Car Radial and Tangential Acceleration

[JeYo]

A car speeds up as it turns from traveling due South to due East. Exactly halfway around the curve, the car's acceleration is 3.40m/s^2, 30.0º north of east.



We are supposed to find the radial and tangential components of the acceleration at the halfway point.



I thought that I could break the acceleration vector into its parallel and perpindicular components but I am not entirely sure of where the acceleration vector is located. I really would love a push in the direction of the answer because I know with a little push I can make most of the way.

 

[JeYo]

Alright, I figured out the radial component of the acceleration but I am still somewhat unable to figure out the tangential component of the acceleration.

 

[learningphysics]

Draw a picture... suppose it is driving on a circular path... going counterclockwise... it is initially at the west end of the circle going south... soon it will be south end of the circle going east...

so it is halfway between these two points... so it is south 45 degrees west. What is the direction of the centripetal acceleration?

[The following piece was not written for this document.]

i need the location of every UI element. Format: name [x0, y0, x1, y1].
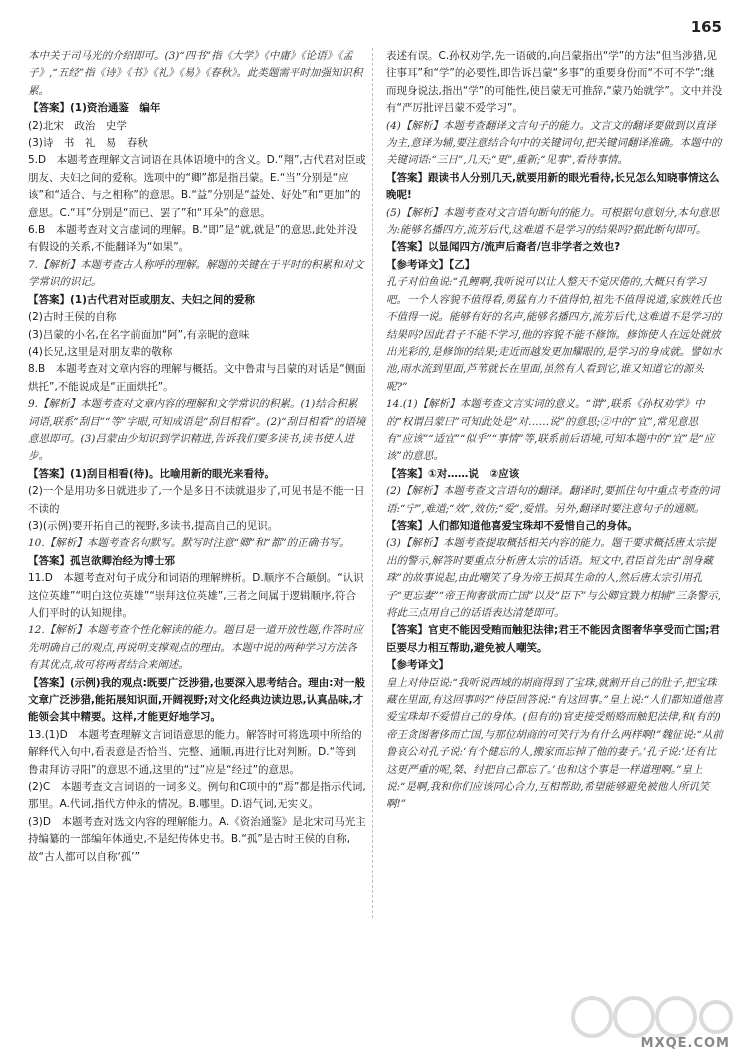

what is the component of the given accleeration along this direction (that's the radial acceleration)... what is the component of the given acceleration perpendicular to this direction (that's the tangential acceleration).

 

[JeYo]

I have a pretty good pictorial representation of the problem and I know in which directions and from whence the three vectors point. But the connection between these and the value has escaped me. Because I do not know how to find the numerical quantity that represents the tangential acceleration. I thought that maybe the a = (a_r^2 + a_t^2)^.5 would work if I used the value I found for a_r = 3.28m/s and the given value 3.40m/s for a. But it does not seem to work.

 

[learningphysics]

What you did should work... perhaps it's the decimal places.

The centripetal acceleration is in the direction E 45 degrees N. The net acceleration is E 30 degrees N.

you want to divide the net acceleration into two components... one along the line E 45 degrees N... and another perpendicular to that.

So you have a right triangle with an angle of 15 degrees.

a*cos(15) gives radial acceleration
a*sin(15) gives tangentail acceleration.